Уже в библиотеке выяснилось, что эта самая «ярославская» дама и есть Ольга, точно такой же гость города, как и я, потому нести ответ за наши тяготы она отказывается, и даже наоборот — готова устроить спаренный вариант выступления, чтобы поспорить о литературе с двух позиций — чистого филолога и не обремененного гуманитарным образованием писателя. «Чистого» — потому что к моему облегчению выяснилось, что Ольга не пытается занимать чужое место, сама она не пишет ничего прозаического или поэтического, только исследует для вечности разные филологические интересности. Этот факт сильно порадовал меня, обзаведшегося личной теорией о писателях-филологах, которой немедленно поделился со слушателями и Ольгой. Как редактору-практику мне пишущие прозу филологи, признаться, не слишком интересны: все время кажется, что и лучшим из них, пусть это даже непревзойденные Водолазкин или Аствацатуров, неинтересна история жизни героя в их романах как таковая, им необходимы игры с текстами, нужно что-то сделать этакое, чтобы удивить коллег и даже себя. Филологи, доказывал я однажды лауреату Русского Букера Михаилу Елизарову, тоже обремененному гуманитарным образованием, не должны писать — они генеральные (и часто — гениальные) конструкторы самолетов, но не пилоты. Ведь уважая труд конструкторов, совершенно не представляя, откуда у них взялась фантазия построить этот серебристый лайнер, мы все равно ожидаем увидеть за штурвалом летчика, пилота, а не технаря, «всего лишь» собравшего самолет из того, что было. Под пилотами я, разумеется, имел в виду писателей-мастеровых, а не теоретиков-филологов.

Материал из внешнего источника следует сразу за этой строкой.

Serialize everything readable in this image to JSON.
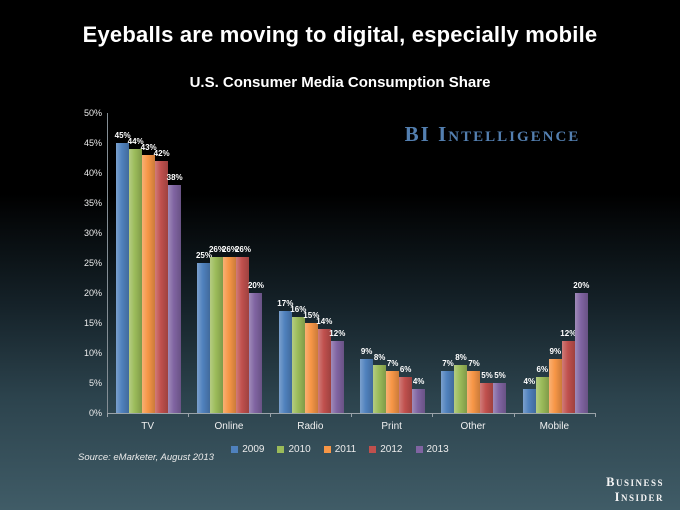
{
  "title": "Eyeballs are moving to digital, especially mobile",
  "subtitle": "U.S. Consumer Media Consumption Share",
  "brand": {
    "bi_intelligence": "BI Intelligence",
    "bi_intelligence_color": "#537fb0",
    "business_insider_line1": "Business",
    "business_insider_line2": "Insider"
  },
  "source_note": "Source: eMarketer, August 2013",
  "chart_data": {
    "type": "bar",
    "categories": [
      "TV",
      "Online",
      "Radio",
      "Print",
      "Other",
      "Mobile"
    ],
    "series": [
      {
        "name": "2009",
        "color": "#4f81bd",
        "values": [
          45,
          25,
          17,
          9,
          7,
          4
        ]
      },
      {
        "name": "2010",
        "color": "#9bbb59",
        "values": [
          44,
          26,
          16,
          8,
          8,
          6
        ]
      },
      {
        "name": "2011",
        "color": "#f79646",
        "values": [
          43,
          26,
          15,
          7,
          7,
          9
        ]
      },
      {
        "name": "2012",
        "color": "#c0504d",
        "values": [
          42,
          26,
          14,
          6,
          5,
          12
        ]
      },
      {
        "name": "2013",
        "color": "#8064a2",
        "values": [
          38,
          20,
          12,
          4,
          5,
          20
        ]
      }
    ],
    "title": "U.S. Consumer Media Consumption Share",
    "xlabel": "",
    "ylabel": "",
    "ylim": [
      0,
      50
    ],
    "ytick_step": 5,
    "ytick_suffix": "%",
    "value_label_suffix": "%",
    "grid": false,
    "legend_position": "bottom",
    "value_labels": true
  }
}
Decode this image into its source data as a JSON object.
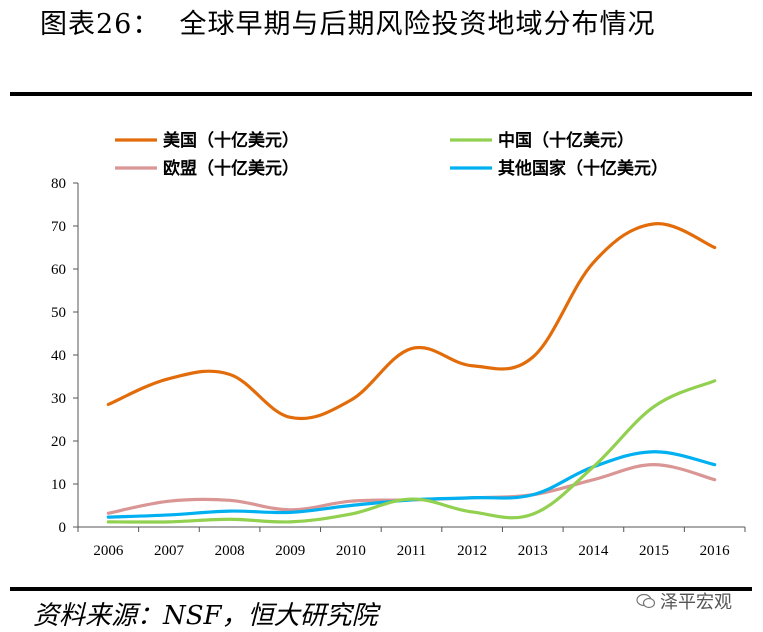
{
  "header": {
    "title": "图表26：  全球早期与后期风险投资地域分布情况"
  },
  "footer": {
    "source": "资料来源：NSF，恒大研究院",
    "watermark": "泽平宏观"
  },
  "chart_data": {
    "type": "line",
    "title": "",
    "xlabel": "",
    "ylabel": "",
    "x": [
      "2006",
      "2007",
      "2008",
      "2009",
      "2010",
      "2011",
      "2012",
      "2013",
      "2014",
      "2015",
      "2016"
    ],
    "ylim": [
      0,
      80
    ],
    "yticks": [
      0,
      10,
      20,
      30,
      40,
      50,
      60,
      70,
      80
    ],
    "grid": false,
    "legend_position": "top",
    "series": [
      {
        "name": "美国（十亿美元）",
        "color": "#E36C0A",
        "values": [
          28.5,
          34.5,
          35.5,
          25.5,
          29.5,
          41.5,
          37.5,
          39.5,
          61.5,
          70.5,
          65
        ]
      },
      {
        "name": "中国（十亿美元）",
        "color": "#92D050",
        "values": [
          1.2,
          1.2,
          1.8,
          1.2,
          3,
          6.5,
          3.5,
          3,
          14,
          28,
          34
        ]
      },
      {
        "name": "欧盟（十亿美元）",
        "color": "#D99694",
        "values": [
          3.2,
          6,
          6.2,
          4,
          6,
          6.3,
          6.8,
          7.5,
          11,
          14.5,
          11
        ]
      },
      {
        "name": "其他国家（十亿美元）",
        "color": "#00B0F0",
        "values": [
          2.3,
          2.8,
          3.7,
          3.4,
          5,
          6.3,
          6.8,
          7.5,
          14,
          17.5,
          14.5
        ]
      }
    ]
  }
}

Тогда, впрочем, моя теория была изящно разбита Елизаровым. Понимаешь, сказал он, наша литература, особенно проза, это вовсе не серебристый лайнер с идеальными формами, взмывающий вверх, нет — это страшноватого вида этажерка, собранная из говна и палок, слепленная соплями и летающая на честном слове. И уж конечно, доверить пилотировать этой штукой можно только тому, кто ее собрал, никакой пилот с ней не управится.
Хоть с аргументами коллеги я не совсем согласен, но формулировка мне понравилась, и теперь, рассказывая о своей теории ярославцам, я признался и в «контрударах» Елизарова.
В библиотеке мы задержались допоздна — читатели не хотели нас отпускать, и выводить всех пришлось с помощь охраны. На улице еще долго обсуждали литературные актуальности и узнавали новое о Ярославле, который увидеть удалось только в свете вечерних фонарей.
Первым делом нам похвастали, что площадь Ярославля раз в сто больше территории княжества Монако.
Толком неизвестно, когда Ярославль был основан, но за точку отсчета принят 1010 год, по первому летописному упоминанию города. И выходит, что Ярославль старше Москвы и Питера; тут, кстати, есть своя Красная площадь. В Смутное время Ярославль на некоторое время был даже провозглашен столицей Руси.
Ярославль стал первым городом в России, в котором появился театр. Произошло это еще в 1750 году. А еще тут первыми в СССР сделали дизельный мотор, троллейбус и грузовик.
В историческом центре Ярославля полторы сотни объектов культурного наследия, они включены в список мирового достояния ЮНЕСКО. В Португалии, в городе Коимбра, есть даже улица, названная в честь Ярославля.
О Ярославле знал Робинзон Крузо — герой одноименной книги (второй и менее известной ее части) заезжал сюда во время путешествия по России.
Тут каждый год проводится перепись обитающих в городе соловьев. Их около двух тысяч особей!